Balsamo la considéra un instant avec un mélange de colère et de pitié. Enfin, la pitié parut l’emporter sur la colère.

– Voyons, Lorenza, dit-il, revenez à vous, soyez calme; un jour viendra où vous serez grandement récompensée de ce que vous aurez souffert ou cru souffrir.

– Enfermée! enfermée! criait Lorenza sans écouter Balsamo.

– Patience.

– Frappée!

– C’est un temps d’épreuve.

– Folle! Folle!

– Vous guérirez.

– Oh! jetez-moi tout de suite dans un hôpital de fous!

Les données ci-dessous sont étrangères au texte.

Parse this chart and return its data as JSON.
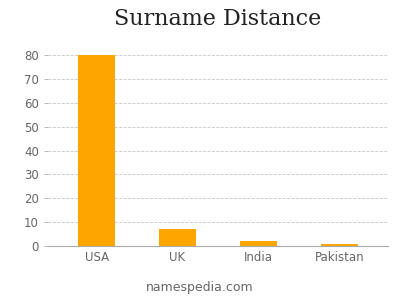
{
  "title": "Surname Distance",
  "categories": [
    "USA",
    "UK",
    "India",
    "Pakistan"
  ],
  "values": [
    80,
    7,
    2,
    1
  ],
  "bar_color": "#FFA500",
  "bar_edge_color": "#FFA500",
  "background_color": "#ffffff",
  "plot_bg_color": "#ffffff",
  "grid_color": "#bbbbbb",
  "ylim": [
    0,
    88
  ],
  "yticks": [
    0,
    10,
    20,
    30,
    40,
    50,
    60,
    70,
    80
  ],
  "footer_text": "namespedia.com",
  "title_fontsize": 16,
  "tick_fontsize": 8.5,
  "footer_fontsize": 9,
  "bar_width": 0.45
}
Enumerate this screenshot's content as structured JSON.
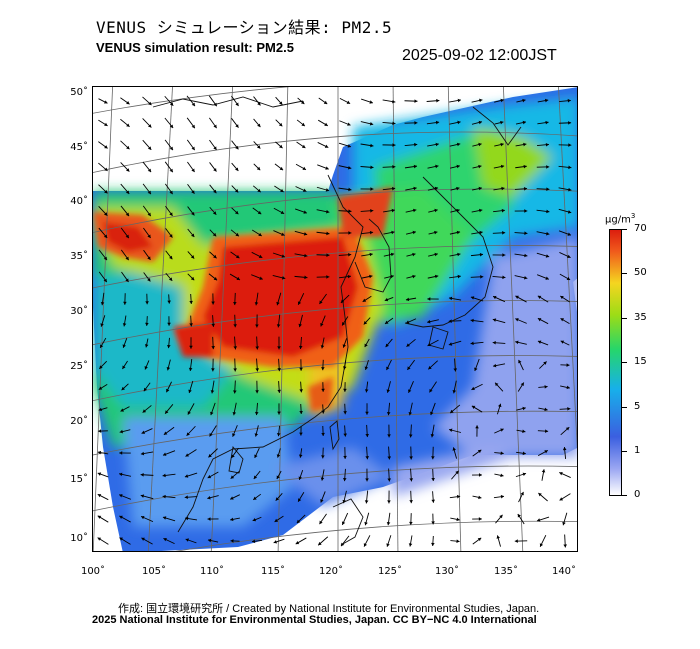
{
  "header": {
    "title_jp": "VENUS シミュレーション結果: PM2.5",
    "title_en": "VENUS simulation result: PM2.5",
    "timestamp": "2025-09-02 12:00JST"
  },
  "map": {
    "lat_labels": [
      "50˚",
      "45˚",
      "40˚",
      "35˚",
      "30˚",
      "25˚",
      "20˚",
      "15˚",
      "10˚"
    ],
    "lon_labels": [
      "100˚",
      "105˚",
      "110˚",
      "115˚",
      "120˚",
      "125˚",
      "130˚",
      "135˚",
      "140˚"
    ]
  },
  "colorbar": {
    "unit": "μg/m",
    "unit_sup": "3",
    "labels": [
      "70",
      "50",
      "35",
      "15",
      "5",
      "1",
      "0"
    ],
    "colors": [
      "#ffffff",
      "#9aa6f2",
      "#3b5fe0",
      "#17b0ea",
      "#26d66a",
      "#9ddc16",
      "#f5d520",
      "#f05a1c",
      "#dc1e0e"
    ]
  },
  "footer": {
    "credit_line1": "作成: 国立環境研究所 / Created by National Institute for Environmental Studies, Japan.",
    "credit_line2": "2025 National Institute for Environmental Studies, Japan. CC BY−NC 4.0 International"
  }
}
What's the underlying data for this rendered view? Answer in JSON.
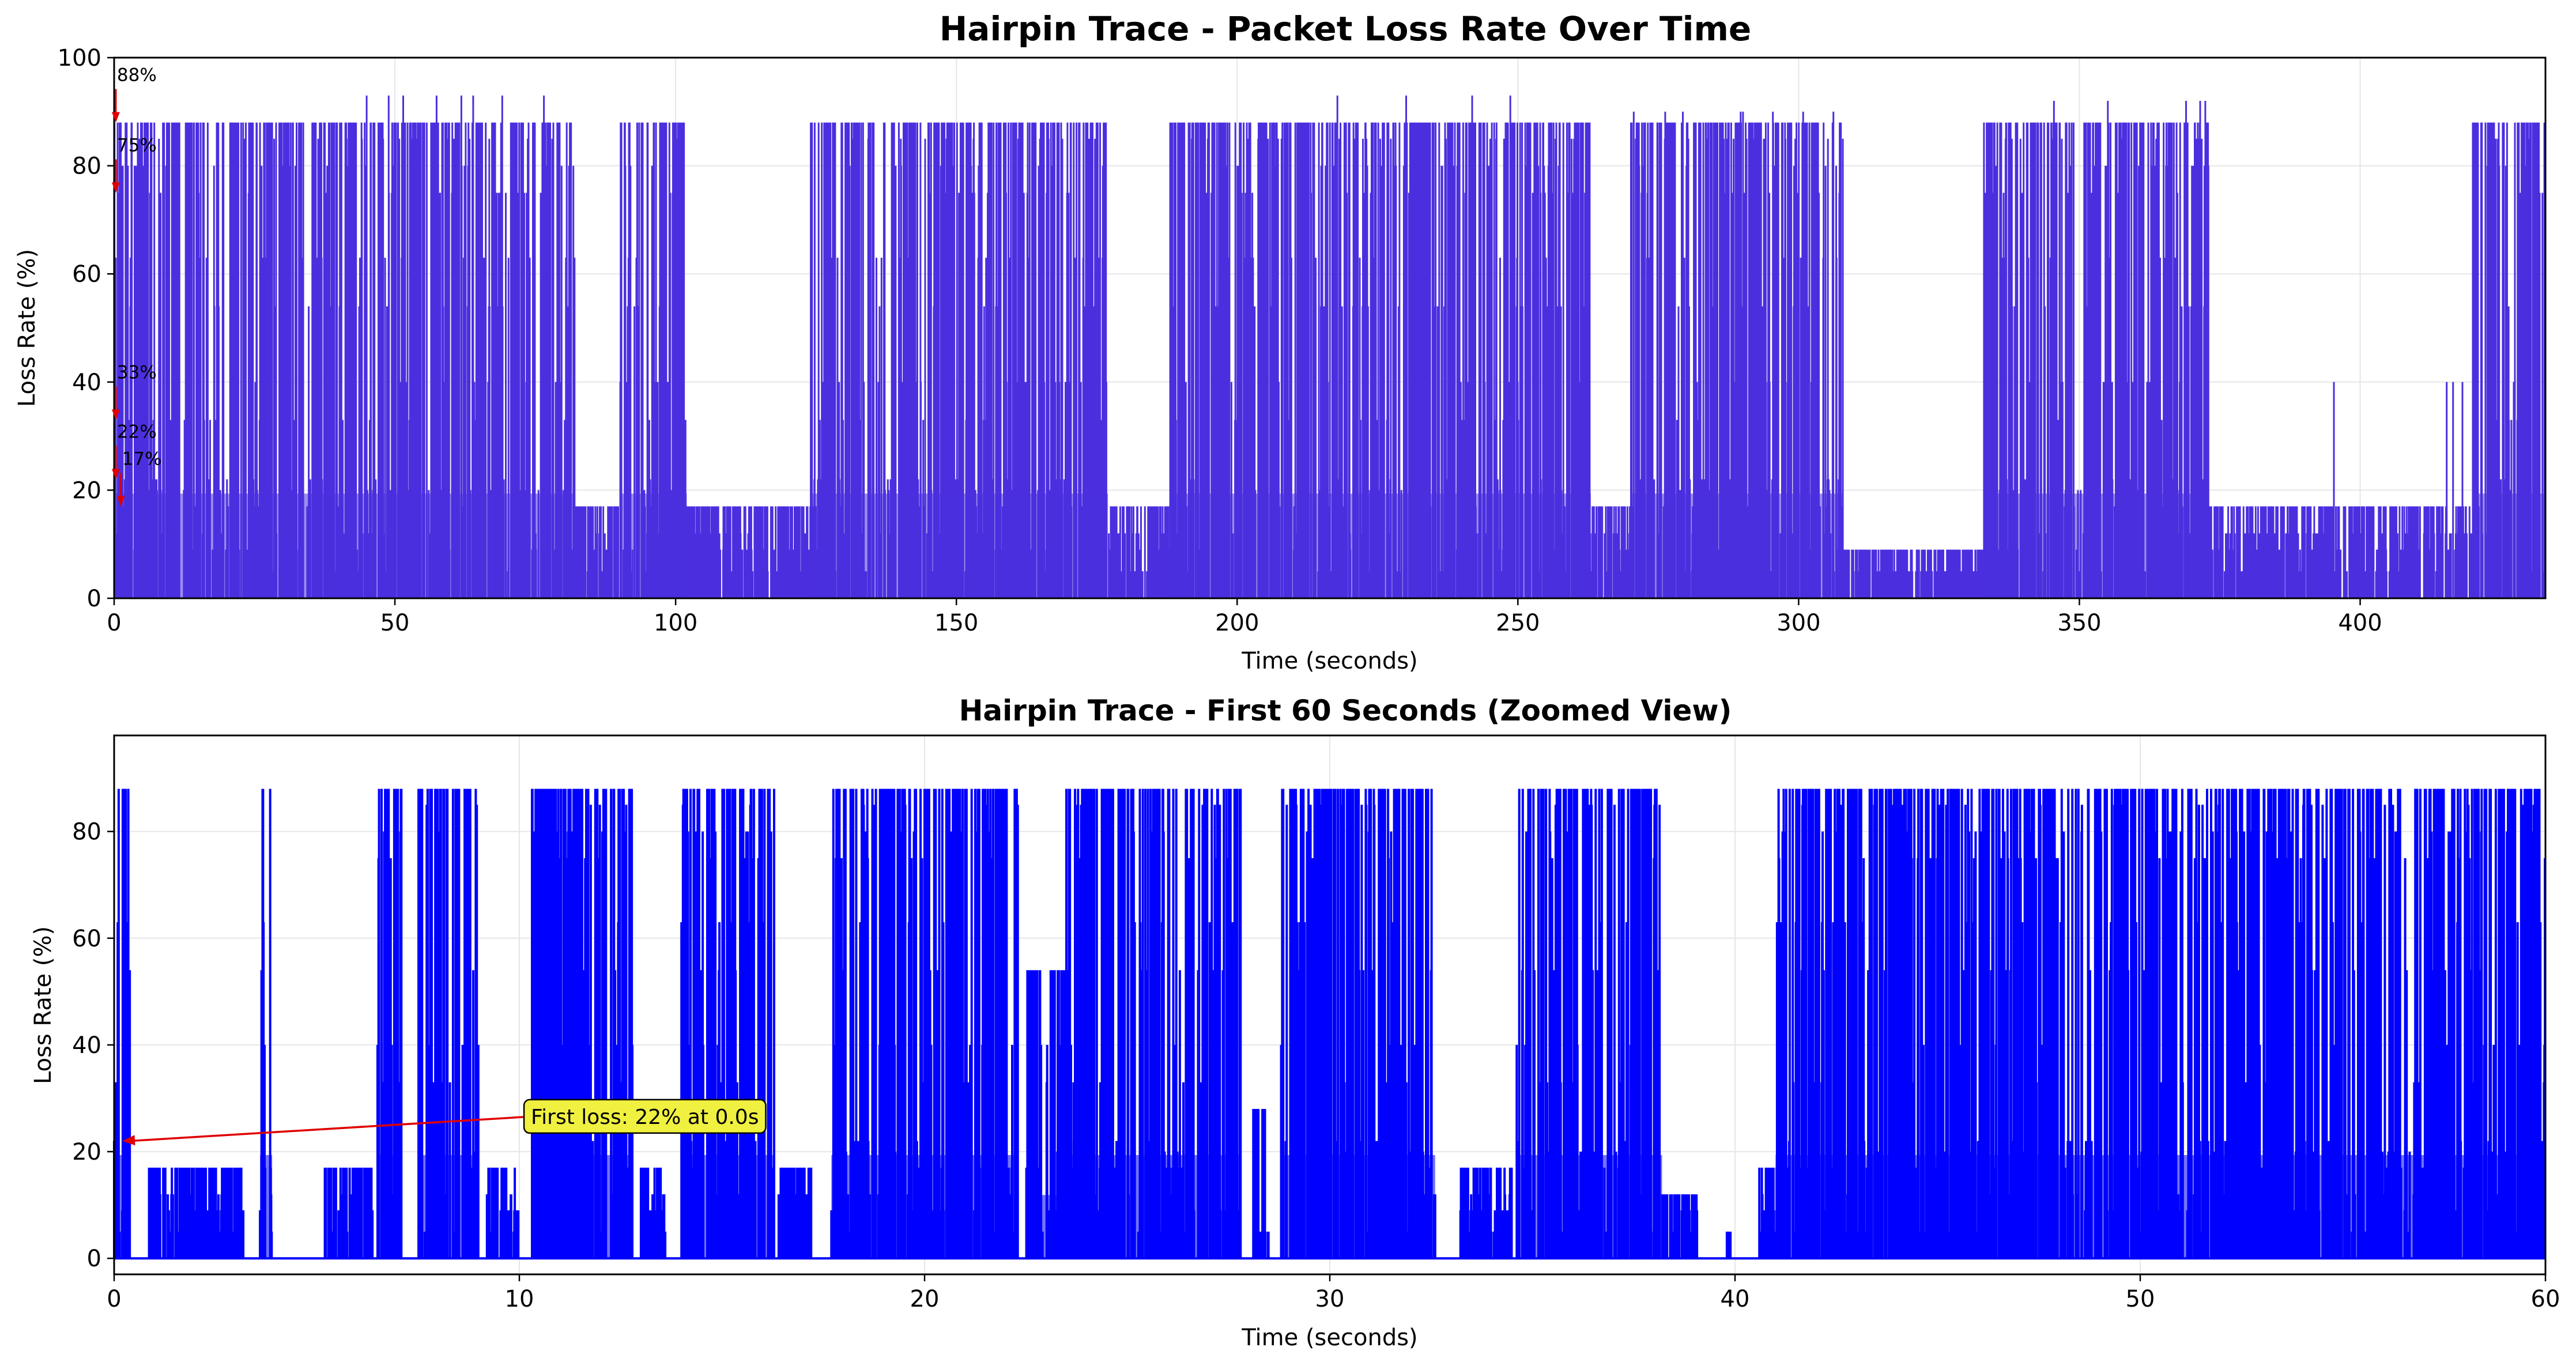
{
  "colors": {
    "top_series": "#4b2fdf",
    "zoom_series": "#0000ff",
    "zoom_under": "#ff9999",
    "annotation_arrow": "#e00000",
    "annotation_box": "#f0f040",
    "grid": "#e6e6e6"
  },
  "chart_data": [
    {
      "type": "area",
      "title": "Hairpin Trace - Packet Loss Rate Over Time",
      "xlabel": "Time (seconds)",
      "ylabel": "Loss Rate (%)",
      "xlim": [
        0,
        433
      ],
      "ylim": [
        0,
        100
      ],
      "xticks": [
        0,
        50,
        100,
        150,
        200,
        250,
        300,
        350,
        400
      ],
      "yticks": [
        0,
        20,
        40,
        60,
        80,
        100
      ],
      "grid": true,
      "loss_levels": [
        5,
        9,
        12,
        17,
        20,
        22,
        33,
        40,
        54,
        63,
        75,
        80,
        85,
        88
      ],
      "active_segments": [
        {
          "start": 0,
          "end": 4,
          "dominant_peak": 88
        },
        {
          "start": 4,
          "end": 40,
          "dominant_peak": 88
        },
        {
          "start": 40,
          "end": 82,
          "dominant_peak": 88,
          "max": 93
        },
        {
          "start": 82,
          "end": 90,
          "dominant_peak": 17
        },
        {
          "start": 90,
          "end": 102,
          "dominant_peak": 88
        },
        {
          "start": 102,
          "end": 124,
          "dominant_peak": 17
        },
        {
          "start": 124,
          "end": 177,
          "dominant_peak": 88
        },
        {
          "start": 177,
          "end": 188,
          "dominant_peak": 17
        },
        {
          "start": 188,
          "end": 207,
          "dominant_peak": 88
        },
        {
          "start": 207,
          "end": 263,
          "dominant_peak": 88,
          "max": 93
        },
        {
          "start": 263,
          "end": 270,
          "dominant_peak": 17
        },
        {
          "start": 270,
          "end": 308,
          "dominant_peak": 88,
          "max": 90
        },
        {
          "start": 308,
          "end": 333,
          "dominant_peak": 9
        },
        {
          "start": 333,
          "end": 344,
          "dominant_peak": 88
        },
        {
          "start": 344,
          "end": 373,
          "dominant_peak": 88,
          "max": 92
        },
        {
          "start": 373,
          "end": 420,
          "dominant_peak": 17,
          "max": 40
        },
        {
          "start": 420,
          "end": 433,
          "dominant_peak": 88
        }
      ],
      "annotations": [
        {
          "text": "88%",
          "value": 88,
          "x": 0.3
        },
        {
          "text": "75%",
          "value": 75,
          "x": 0.3
        },
        {
          "text": "33%",
          "value": 33,
          "x": 0.3
        },
        {
          "text": "22%",
          "value": 22,
          "x": 0.3
        },
        {
          "text": "17%",
          "value": 17,
          "x": 1.2
        }
      ]
    },
    {
      "type": "line",
      "title": "Hairpin Trace - First 60 Seconds (Zoomed View)",
      "xlabel": "Time (seconds)",
      "ylabel": "Loss Rate (%)",
      "xlim": [
        0,
        60
      ],
      "ylim": [
        -3,
        98
      ],
      "xticks": [
        0,
        10,
        20,
        30,
        40,
        50,
        60
      ],
      "yticks": [
        0,
        20,
        40,
        60,
        80
      ],
      "grid": true,
      "loss_levels": [
        5,
        9,
        12,
        17,
        20,
        22,
        33,
        40,
        54,
        63,
        75,
        80,
        85,
        88
      ],
      "active_segments": [
        {
          "start": 0,
          "end": 0.4,
          "dominant_peak": 88
        },
        {
          "start": 0.8,
          "end": 3.2,
          "dominant_peak": 17
        },
        {
          "start": 3.6,
          "end": 3.9,
          "dominant_peak": 88
        },
        {
          "start": 5.2,
          "end": 6.4,
          "dominant_peak": 17
        },
        {
          "start": 6.5,
          "end": 7.1,
          "dominant_peak": 88
        },
        {
          "start": 7.5,
          "end": 9.0,
          "dominant_peak": 88
        },
        {
          "start": 9.2,
          "end": 10.0,
          "dominant_peak": 17
        },
        {
          "start": 10.3,
          "end": 12.8,
          "dominant_peak": 88
        },
        {
          "start": 13.0,
          "end": 13.6,
          "dominant_peak": 17
        },
        {
          "start": 14.0,
          "end": 16.3,
          "dominant_peak": 88
        },
        {
          "start": 16.4,
          "end": 17.2,
          "dominant_peak": 17
        },
        {
          "start": 17.7,
          "end": 20.8,
          "dominant_peak": 88
        },
        {
          "start": 20.8,
          "end": 22.3,
          "dominant_peak": 88
        },
        {
          "start": 22.5,
          "end": 24.0,
          "dominant_peak": 54
        },
        {
          "start": 23.5,
          "end": 27.8,
          "dominant_peak": 88
        },
        {
          "start": 28.1,
          "end": 28.5,
          "dominant_peak": 28
        },
        {
          "start": 28.8,
          "end": 32.6,
          "dominant_peak": 88
        },
        {
          "start": 33.2,
          "end": 34.5,
          "dominant_peak": 17
        },
        {
          "start": 34.6,
          "end": 38.2,
          "dominant_peak": 88
        },
        {
          "start": 38.2,
          "end": 39.1,
          "dominant_peak": 12
        },
        {
          "start": 39.8,
          "end": 39.9,
          "dominant_peak": 5
        },
        {
          "start": 40.6,
          "end": 41.3,
          "dominant_peak": 17
        },
        {
          "start": 41.0,
          "end": 45.2,
          "dominant_peak": 88
        },
        {
          "start": 45.2,
          "end": 48.2,
          "dominant_peak": 88
        },
        {
          "start": 48.2,
          "end": 51.6,
          "dominant_peak": 88
        },
        {
          "start": 51.6,
          "end": 54.0,
          "dominant_peak": 88
        },
        {
          "start": 54.0,
          "end": 60.0,
          "dominant_peak": 88
        }
      ],
      "annotation": {
        "text": "First loss: 22% at 0.0s",
        "x": 0.2,
        "y": 22
      }
    }
  ]
}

Enfermez-moi tout à fait dans une vraie prison!

– Non pas! vous m’avez trop bien prévenu de ce que vous feriez contre moi.

– Eh bien! hurla Lorenza, la mort alors! la mort tout de suite!

Et, se relevant avec la souplesse et la rapidité d’une bête fauve, elle s’élança pour se briser la tête contre la muraille.

Mais Balsamo n’eut qu’à étendre la main vers elle et à prononcer du fond de sa volonté, bien plus encore que des lèvres, un seul mot pour l’arrêter en route: Lorenza, lancée, s’arrêta tout à coup, chancela et tomba endormie dans les bras de Balsamo.

L’étrange enchanteur, qui semblait s’être soumis tout le côté matériel de cette femme, mais qui luttait en vain contre le côté moral, souleva Lorenza entre ses bras et la porta sur son lit; alors il déposa sur ses lèvres un long baiser, tira les rideaux de son lit, puis ceux des fenêtres, et sortit.